What is a sob story? It is a story someone tells of some misfortune that happened to them, in order to get sympathy and help. In brief, it is someone trying to manipulate your emotions in order to beg you for attention and money. Come to think of it, that’s pretty much all I need to say, isn’t it? Don’t we all hate that?
You are not special. The things that have happened to you have also happened to others. It doesn’t matter what it is. And yes, it is true that the things that happened to you might be worse than what happened to someone else, but there is still someone who has it worse off than you. What sets you apart is not what happens to you, but how you respond to it.
Now, if you’re four years old, I would understand that you haven’t developed the emotional maturity to properly handle the fact that your sister stole your toy. But that’s a learning experience you grow from, and twenty years later I expect you not to throw a tantrum when someone cuts in front of you in line, or calls you a bad name.

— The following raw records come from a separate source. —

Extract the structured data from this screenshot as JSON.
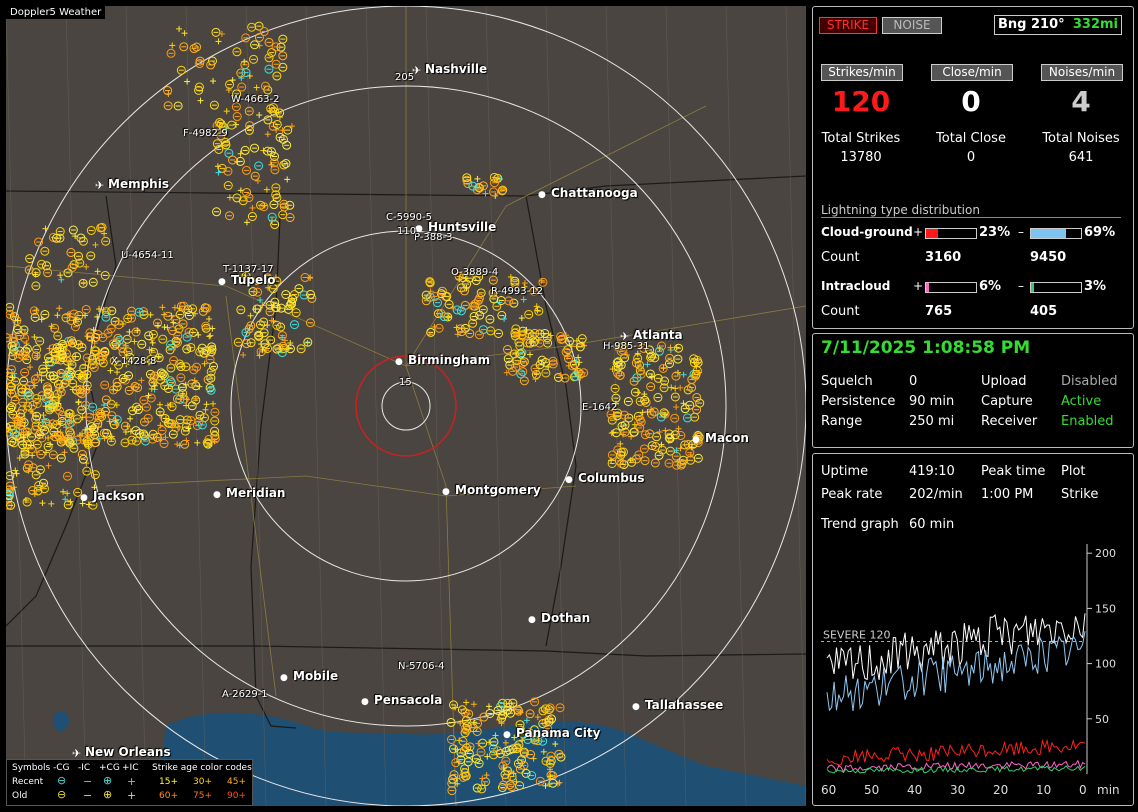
{
  "app": {
    "title": "Doppler5 Weather"
  },
  "map": {
    "cities": [
      {
        "name": "Nashville",
        "kind": "airport"
      },
      {
        "name": "Memphis",
        "kind": "airport"
      },
      {
        "name": "Chattanooga",
        "kind": "city"
      },
      {
        "name": "Huntsville",
        "kind": "city"
      },
      {
        "name": "Tupelo",
        "kind": "city"
      },
      {
        "name": "Birmingham",
        "kind": "city"
      },
      {
        "name": "Atlanta",
        "kind": "airport"
      },
      {
        "name": "Macon",
        "kind": "city"
      },
      {
        "name": "Columbus",
        "kind": "city"
      },
      {
        "name": "Meridian",
        "kind": "city"
      },
      {
        "name": "Montgomery",
        "kind": "city"
      },
      {
        "name": "Jackson",
        "kind": "city"
      },
      {
        "name": "Dothan",
        "kind": "city"
      },
      {
        "name": "Mobile",
        "kind": "city"
      },
      {
        "name": "Pensacola",
        "kind": "city"
      },
      {
        "name": "Tallahassee",
        "kind": "city"
      },
      {
        "name": "Panama City",
        "kind": "city"
      },
      {
        "name": "New Orleans",
        "kind": "airport"
      }
    ],
    "ring_labels": [
      "205",
      "110",
      "15"
    ],
    "cell_labels": [
      "W-4663-2",
      "F-4982-9",
      "C-5990-5",
      "P-388-3",
      "U-4654-11",
      "T-1137-17",
      "O-3889-4",
      "R-4993-12",
      "X-1428-8",
      "H-985-31",
      "E-1642",
      "N-5706-4",
      "A-2629-1"
    ]
  },
  "legend": {
    "symbols_header": "Symbols",
    "col_headers": [
      "-CG",
      "-IC",
      "+CG",
      "+IC"
    ],
    "rows": [
      "Recent",
      "Old"
    ],
    "age_header": "Strike age color codes",
    "ages_recent": [
      "15+",
      "30+",
      "45+"
    ],
    "ages_old": [
      "60+",
      "75+",
      "90+"
    ]
  },
  "panel_top": {
    "strike_btn": "STRIKE",
    "noise_btn": "NOISE",
    "bearing": "Bng 210°",
    "distance": "332mi",
    "rates": [
      {
        "label": "Strikes/min",
        "value": "120",
        "total_label": "Total Strikes",
        "total": "13780",
        "color": "#ff1a1a"
      },
      {
        "label": "Close/min",
        "value": "0",
        "total_label": "Total Close",
        "total": "0",
        "color": "#ffffff"
      },
      {
        "label": "Noises/min",
        "value": "4",
        "total_label": "Total Noises",
        "total": "641",
        "color": "#cccccc"
      }
    ],
    "dist_title": "Lightning type distribution",
    "cg_label": "Cloud-ground",
    "ic_label": "Intracloud",
    "count_label": "Count",
    "plus": "+",
    "minus": "–",
    "cg_plus": {
      "pct": "23%",
      "count": "3160",
      "fraction": 0.23,
      "color": "#ff1a1a"
    },
    "cg_minus": {
      "pct": "69%",
      "count": "9450",
      "fraction": 0.69,
      "color": "#7fc4f0"
    },
    "ic_plus": {
      "pct": "6%",
      "count": "765",
      "fraction": 0.06,
      "color": "#ff66cc"
    },
    "ic_minus": {
      "pct": "3%",
      "count": "405",
      "fraction": 0.03,
      "color": "#33cc66"
    }
  },
  "panel_mid": {
    "datetime": "7/11/2025 1:08:58 PM",
    "rows": [
      {
        "k1": "Squelch",
        "v1": "0",
        "k2": "Upload",
        "v2": "Disabled",
        "c2": "#aaaaaa"
      },
      {
        "k1": "Persistence",
        "v1": "90 min",
        "k2": "Capture",
        "v2": "Active",
        "c2": "#33dd33"
      },
      {
        "k1": "Range",
        "v1": "250 mi",
        "k2": "Receiver",
        "v2": "Enabled",
        "c2": "#33dd33"
      }
    ]
  },
  "panel_bot": {
    "uptime_label": "Uptime",
    "uptime": "419:10",
    "peak_time_label": "Peak time",
    "plot_label": "Plot",
    "peak_rate_label": "Peak rate",
    "peak_rate": "202/min",
    "peak_time": "1:00 PM",
    "plot": "Strike",
    "trend_label": "Trend graph",
    "trend": "60 min",
    "severe": "SEVERE 120",
    "y_ticks": [
      "200",
      "150",
      "100",
      "50"
    ],
    "x_ticks": [
      "60",
      "50",
      "40",
      "30",
      "20",
      "10",
      "0"
    ],
    "x_unit": "min"
  }
}
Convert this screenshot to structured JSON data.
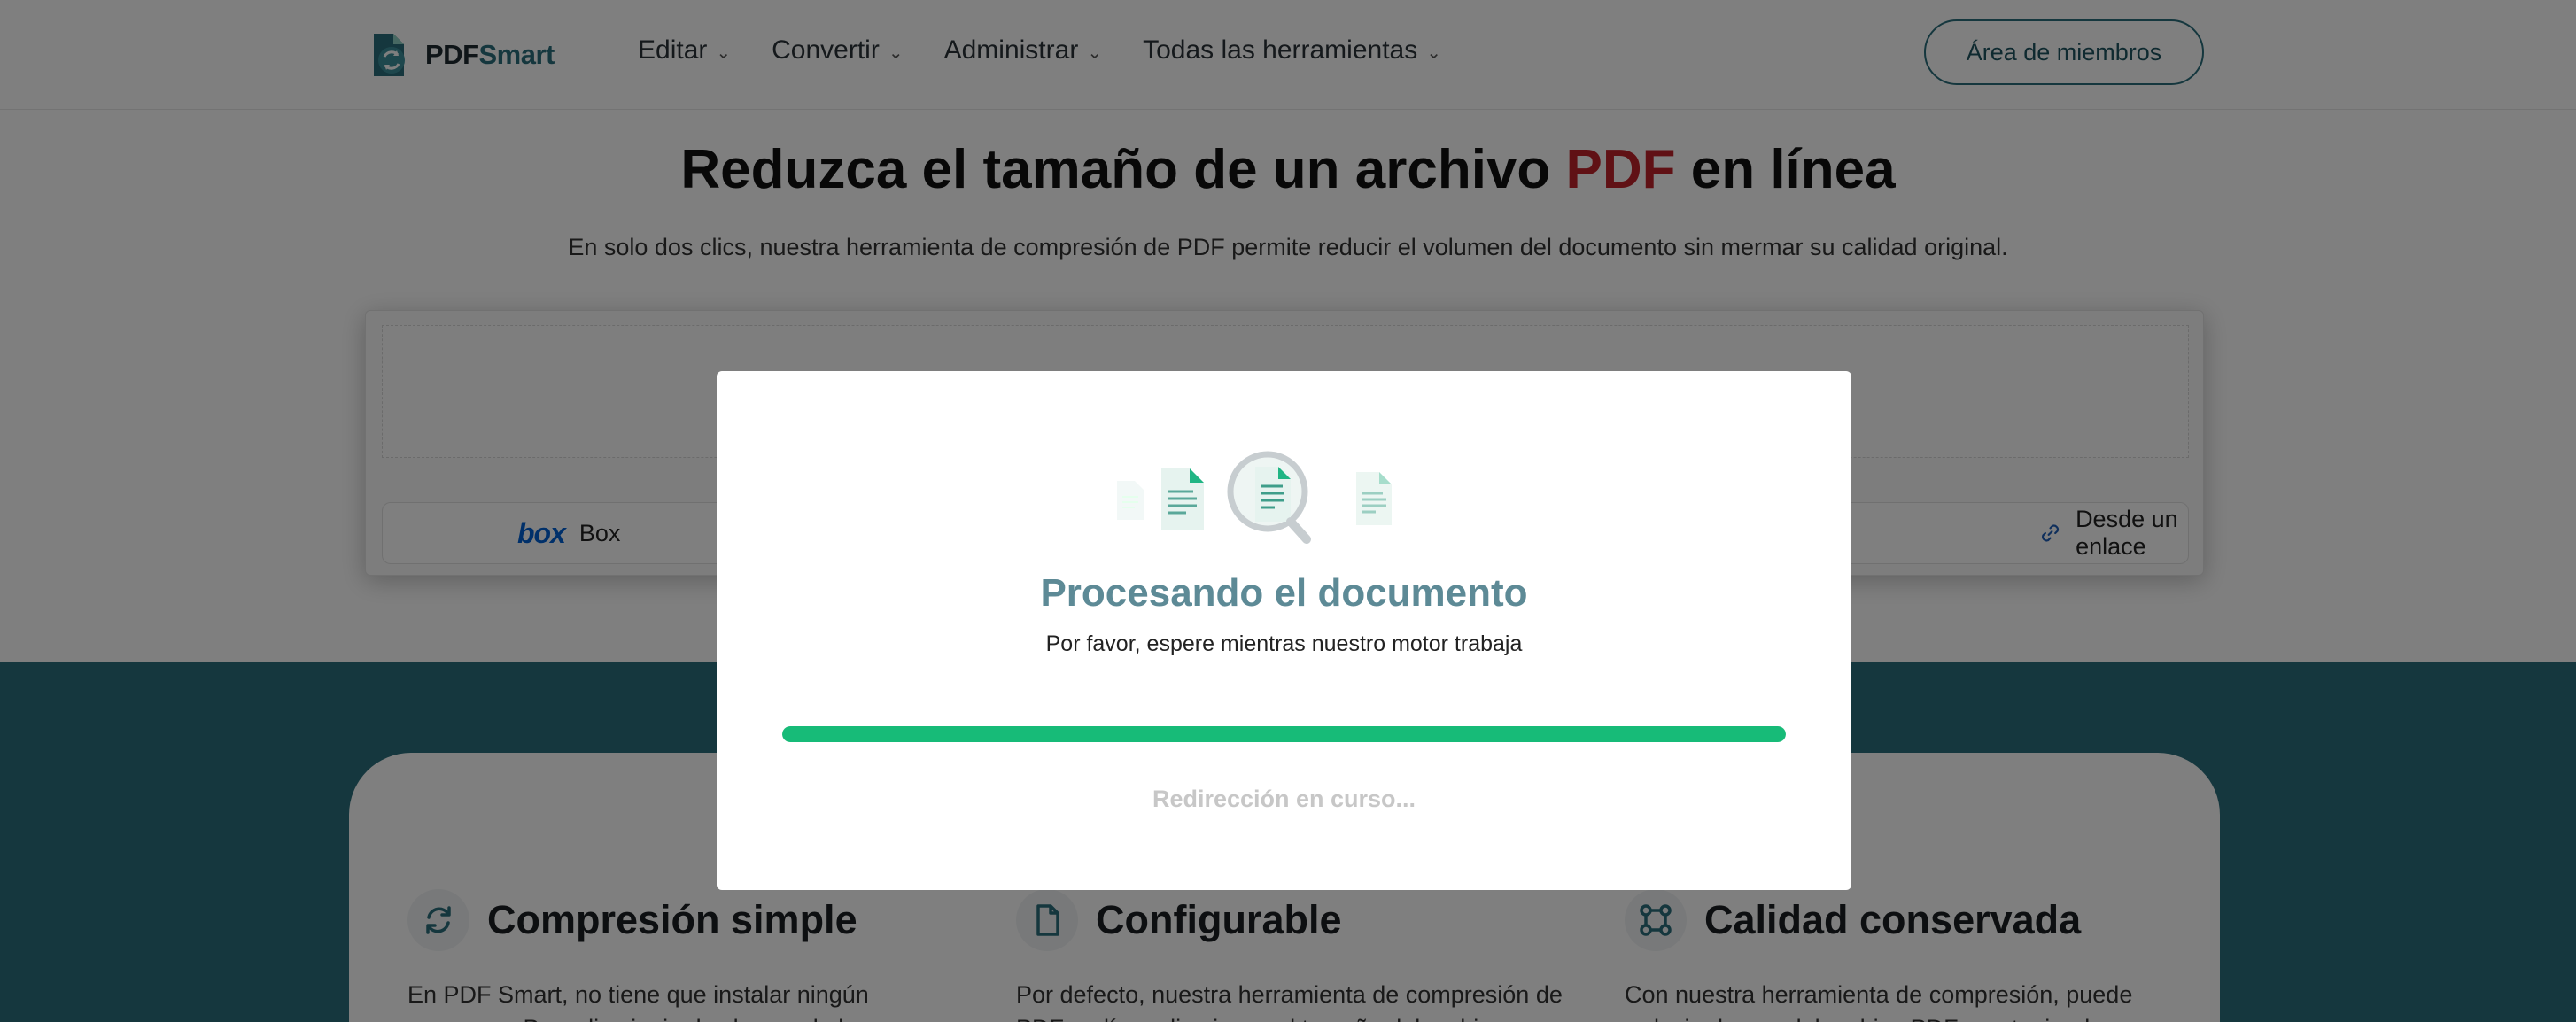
{
  "header": {
    "logo": {
      "prefix": "PDF",
      "accent": "Smart"
    },
    "nav": [
      {
        "label": "Editar"
      },
      {
        "label": "Convertir"
      },
      {
        "label": "Administrar"
      },
      {
        "label": "Todas las herramientas"
      }
    ],
    "members_label": "Área de miembros"
  },
  "hero": {
    "title_before": "Reduzca el tamaño de un archivo ",
    "title_highlight": "PDF",
    "title_after": " en línea",
    "subtitle": "En solo dos clics, nuestra herramienta de compresión de PDF permite reducir el volumen del documento sin mermar su calidad original."
  },
  "upload": {
    "sources": [
      {
        "label": "Box",
        "icon": "box-logo-icon"
      },
      {
        "label": "Desde un enlace",
        "icon": "link-icon"
      }
    ]
  },
  "features": [
    {
      "title": "Compresión simple",
      "icon": "refresh-icon",
      "text": "En PDF Smart, no tiene que instalar ningún programa. Para disminuir el volumen de los"
    },
    {
      "title": "Configurable",
      "icon": "document-icon",
      "text": "Por defecto, nuestra herramienta de compresión de PDF en línea disminuye el tamaño del archivo un"
    },
    {
      "title": "Calidad conservada",
      "icon": "nodes-icon",
      "text": "Con nuestra herramienta de compresión, puede reducir el peso del archivo PDF manteniendo su"
    }
  ],
  "modal": {
    "title": "Procesando el documento",
    "subtitle": "Por favor, espere mientras nuestro motor trabaja",
    "progress": 1.0,
    "status": "Redirección en curso..."
  },
  "colors": {
    "brand": "#2b6f7c",
    "highlight_red": "#c0232b",
    "progress": "#17bb78",
    "modal_title": "#5d8a96"
  }
}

If you’re going around telling everyone sob stories about how hard your life is, you’ve immediately lost all respect I might have had for you. If you get fired, I can understand being upset, and even being brought to tears. But you go find another job. If you spend three weeks in bed crying about it, expecting your friends and family to support you through it, just… no.
If you go on some reality competition show, and your intro is some sob-story of how hard your life has been, and how singing on Dancing with the Chefs has been your lifelong dream… I don’t care. You don’t deserve to be there just because your life was hard, you only deserve to be there if you can actually sing. One thing is not related to the other (unless that hardship made you practice more and become a good singer, in which case good for you, but I can appreciate your ability to sing even more without having to hear your backstory).

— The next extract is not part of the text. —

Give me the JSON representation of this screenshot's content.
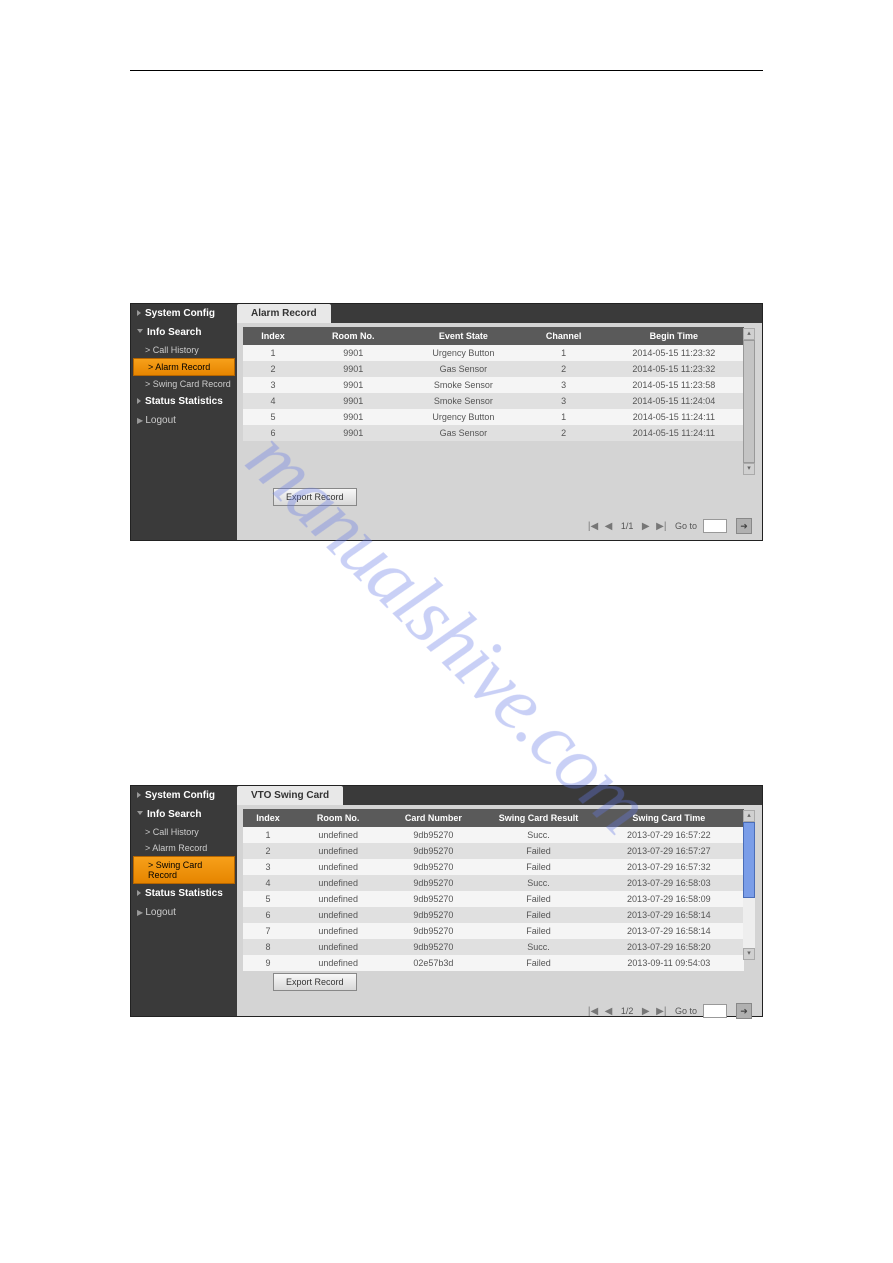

You don’t deserve anything. Life is not fair, there is no karma or natural justice. Just because bad things happened to you does not mean you deserve good things any more than anyone else. And if someone gives you sympathy and support, that’s on them, and you should thank them heartily for it because you don’t deserve it.

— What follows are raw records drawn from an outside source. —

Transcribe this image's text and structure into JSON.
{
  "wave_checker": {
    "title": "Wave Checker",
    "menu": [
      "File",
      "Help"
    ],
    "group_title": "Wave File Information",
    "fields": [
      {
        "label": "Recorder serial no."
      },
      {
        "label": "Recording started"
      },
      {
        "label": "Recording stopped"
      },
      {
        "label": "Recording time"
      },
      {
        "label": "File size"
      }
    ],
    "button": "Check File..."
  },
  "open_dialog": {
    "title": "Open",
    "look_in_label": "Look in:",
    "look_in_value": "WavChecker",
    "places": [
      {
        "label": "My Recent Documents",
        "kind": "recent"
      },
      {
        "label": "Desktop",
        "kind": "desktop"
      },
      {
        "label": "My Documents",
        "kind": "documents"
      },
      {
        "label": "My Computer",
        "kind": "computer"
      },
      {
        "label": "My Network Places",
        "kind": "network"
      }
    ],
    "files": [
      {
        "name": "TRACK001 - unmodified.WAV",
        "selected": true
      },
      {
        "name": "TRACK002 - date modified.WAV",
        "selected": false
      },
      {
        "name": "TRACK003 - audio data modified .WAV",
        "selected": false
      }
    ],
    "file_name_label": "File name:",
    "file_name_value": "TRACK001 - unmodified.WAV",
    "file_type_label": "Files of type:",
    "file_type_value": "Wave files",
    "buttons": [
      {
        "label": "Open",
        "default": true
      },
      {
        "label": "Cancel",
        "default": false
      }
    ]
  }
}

It is nobody’s responsibility to help you or support you. When you tell someone your story expecting sympathy, or asking for money because you’re homeless and have no job and haven’t eaten in days? You are being narcissistic, and extending your misfortune onto others. You are making their lives worse, because you can’t deal with your own life. The only people who have any excuse to be homeless are those who are underage, or who have mental or physical disabilities that prevent them from supporting themselves. And those people should be helped. Everyone else should take care of themselves, because if your mind works, and your body works, you have no excuse. The world might be a mess, but it is not so bad that you can’t find a place for yourself in it.